One of the things we've been thinking about a lot while building 76 Health is the work that doesn't show up in any visit note, but happens between every appointment.
The phone calls. The records requests. The reminders. The schedule shuffling. The retelling. The follow-up on the follow-up.
This work has to happen, or the care arc breaks down. And in most patients' experience, it ends up being their work — because nobody else is doing it.
We've come to think of this as the hidden labor of being your own care coordinator. It's hidden because it's invisible to the system. And it's labor because, for patients managing chronic conditions, it can take more energy than the actual treatment.
What the work actually looks like
We asked a few of the patients we've been talking with to walk us through the coordination work they were doing in a typical week. The list was longer than they expected.
- Forwarding records between providers who couldn't transfer them directly.
- Calling specialist offices to check on referral status.
- Re-explaining their history at every new provider visit.
- Tracking prescription refills across multiple pharmacies.
- Following up on lab orders that didn't get scheduled.
- Rescheduling appointments that conflicted with other appointments.
- Verifying insurance coverage before procedures.
- Disputing billing errors that arrived weeks after care.
- Looking up what medications they were currently on because nobody else had the current list.
Most of this isn't healthcare. It's administrative work that the healthcare system has offloaded onto patients, often without saying so.
Why it falls to the patient
A few structural reasons keep showing up.
The handoffs between providers aren't built. Your primary care doctor's office and your specialist's office may use different record systems, with no automatic data sharing. The transfer of records depends on someone — usually you — making it happen.
The phone is still how a lot of this gets done. Insurance pre-auths happen by phone. Records get requested by phone. Specialist offices get nudged by phone. The phone is also the slowest, most time-consuming channel — and patients are the ones holding it.
Nobody in the system has the explicit job. Your primary care doctor's office might help with some coordination, but not all. Your specialist sees you for ten minutes every few months. Your therapist focuses on therapy. The coordinator role, in most patients' care arcs, doesn't exist as a defined position. So the work flows to whoever notices it isn't getting done. That's usually the patient.
The financial incentive isn't there. Visits get reimbursed. Procedures get reimbursed. Coordination between visits, mostly, doesn't. Practices that do it well do it as an act of generosity.
What it actually costs
The financial cost is one part of it. Time off work. Hours on hold. Co-pays at avoidable urgent care visits because the right specialist wasn't reachable. Surprise bills from coverage gaps that nobody verified.
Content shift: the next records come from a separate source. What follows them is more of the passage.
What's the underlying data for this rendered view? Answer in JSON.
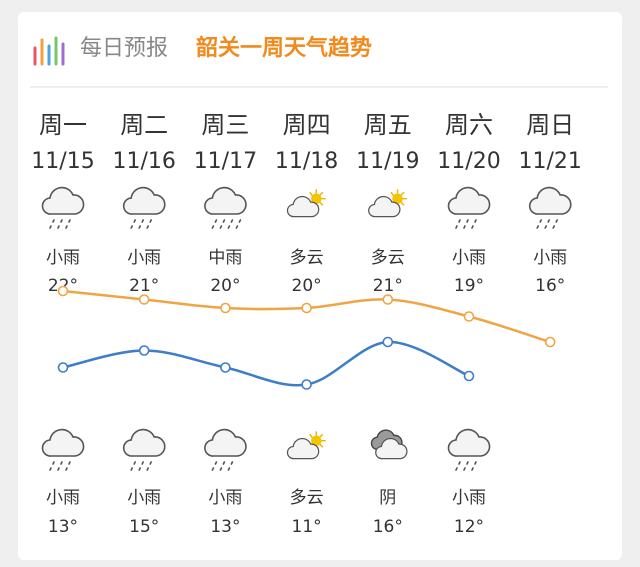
{
  "header": {
    "label": "每日预报",
    "title": "韶关一周天气趋势"
  },
  "days": [
    {
      "weekday": "周一",
      "date": "11/15",
      "day_weather": "小雨",
      "high": 22,
      "high_label": "22°",
      "night_weather": "小雨",
      "low": 13,
      "low_label": "13°"
    },
    {
      "weekday": "周二",
      "date": "11/16",
      "day_weather": "小雨",
      "high": 21,
      "high_label": "21°",
      "night_weather": "小雨",
      "low": 15,
      "low_label": "15°"
    },
    {
      "weekday": "周三",
      "date": "11/17",
      "day_weather": "中雨",
      "high": 20,
      "high_label": "20°",
      "night_weather": "小雨",
      "low": 13,
      "low_label": "13°"
    },
    {
      "weekday": "周四",
      "date": "11/18",
      "day_weather": "多云",
      "high": 20,
      "high_label": "20°",
      "night_weather": "多云",
      "low": 11,
      "low_label": "11°"
    },
    {
      "weekday": "周五",
      "date": "11/19",
      "day_weather": "多云",
      "high": 21,
      "high_label": "21°",
      "night_weather": "阴",
      "low": 16,
      "low_label": "16°"
    },
    {
      "weekday": "周六",
      "date": "11/20",
      "day_weather": "小雨",
      "high": 19,
      "high_label": "19°",
      "night_weather": "小雨",
      "low": 12,
      "low_label": "12°"
    },
    {
      "weekday": "周日",
      "date": "11/21",
      "day_weather": "小雨",
      "high": 16,
      "high_label": "16°"
    }
  ]
}
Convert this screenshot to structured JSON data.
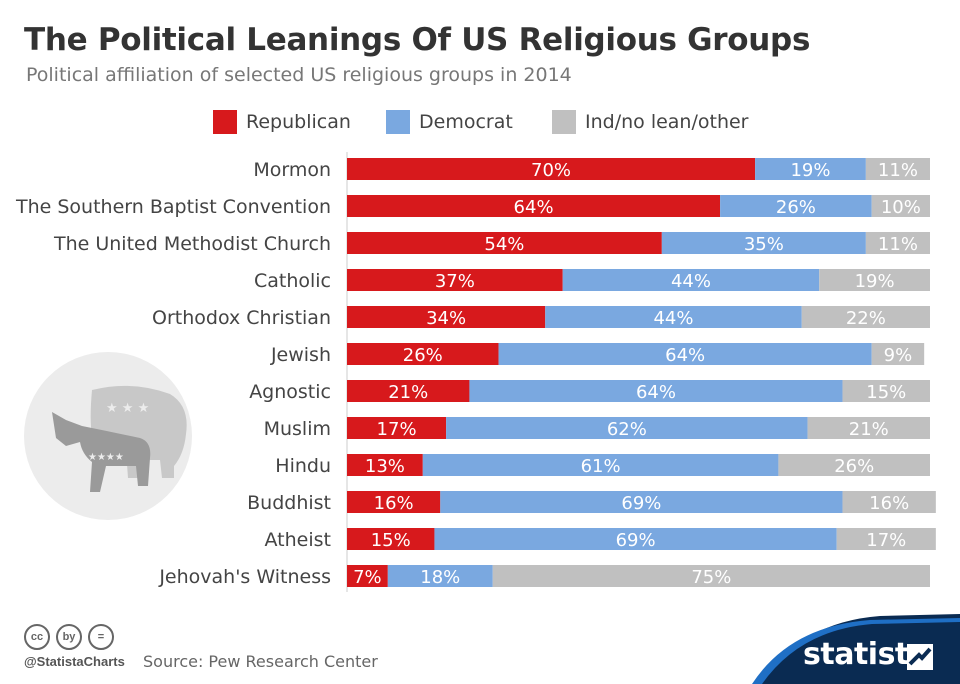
{
  "chart_data": {
    "type": "bar",
    "orientation": "horizontal",
    "stacked": true,
    "title": "The Political Leanings Of US Religious Groups",
    "subtitle": "Political affiliation of selected US religious groups in 2014",
    "categories": [
      "Mormon",
      "The Southern Baptist Convention",
      "The United Methodist Church",
      "Catholic",
      "Orthodox Christian",
      "Jewish",
      "Agnostic",
      "Muslim",
      "Hindu",
      "Buddhist",
      "Atheist",
      "Jehovah's Witness"
    ],
    "series": [
      {
        "name": "Republican",
        "color": "#d7191c",
        "values": [
          70,
          64,
          54,
          37,
          34,
          26,
          21,
          17,
          13,
          16,
          15,
          7
        ]
      },
      {
        "name": "Democrat",
        "color": "#7aa8e0",
        "values": [
          19,
          26,
          35,
          44,
          44,
          64,
          64,
          62,
          61,
          69,
          69,
          18
        ]
      },
      {
        "name": "Ind/no lean/other",
        "color": "#c0c0c0",
        "values": [
          11,
          10,
          11,
          19,
          22,
          9,
          15,
          21,
          26,
          16,
          17,
          75
        ]
      }
    ],
    "value_suffix": "%",
    "xlim": [
      0,
      100
    ],
    "legend_position": "top",
    "grid": false
  },
  "footer": {
    "handle": "@StatistaCharts",
    "source": "Source: Pew Research Center",
    "brand": "statista",
    "license_icons": [
      "cc",
      "by",
      "="
    ]
  }
}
But the bigger cost is the one patients don't usually name.
It's exhaustion.
It's the feeling that getting better has become a part-time job.
It's the cognitive load of holding the through-line of your own care while also trying to do the rest of your life.
It's the slow erosion of believing the system is actually trying to help you.
The patients we've talked to who've been managing chronic conditions for years describe this cost in remarkably consistent terms. They got tired. They stopped following up on things they probably should have. They missed visits they probably shouldn't have. They settled for outcomes they could have done better than, because they didn't have the energy to push for more.
Who should be doing this work
In a system that worked the way it should, somebody on the care team would own this layer.
Not the physician — they're treating you, not running logistics.
Not the specialist — they're not seeing you frequently enough.
Not the front desk — they're scheduled in 15-minute increments and can't take ownership.
A care coordinator. Whose job is to hold the through-line. Who knows your story, your providers, your medications, your appointments, your insurance. Who handles the calls and the records and the reminders. Who flags things to your clinical team when patterns shift. Who stays with you across the arc.
This isn't a new idea. Care coordinators exist in many settings. What's harder is making them standard for the chronic conditions where the coordination work is heaviest — and where the patient currently does most of it.
What we've been thinking about
One of the things we keep coming back to is that the value of coordinated care isn't just clinical. It's also the recovery of time and energy that patients have been spending on logistics.
The patients we've talked to who've experienced coordinated care — usually in concierge medicine, sometimes in oncology programs, occasionally in palliative care — describe the relief of not having to be the project manager anymore as the most surprising part of the experience.
The clinical benefits matter too. Coordinated care produces better outcomes in the published literature — the research is consistent on that. But the part that lands with patients first is usually simpler.
Somebody is doing this work for me now. Somebody is paying attention. I don't have to hold all of it.
We're early in building 76 Health, and we're working on what care coordination as a standard layer actually looks like for the chronic conditions we're focused on. Some of what we're trying will work. Some won't. The patients we're working with are helping us figure out the difference.
But the underlying idea isn't complicated. The work of being your own care coordinator is real work. It's been quietly offloaded onto patients for a long time. It doesn't have to stay that way.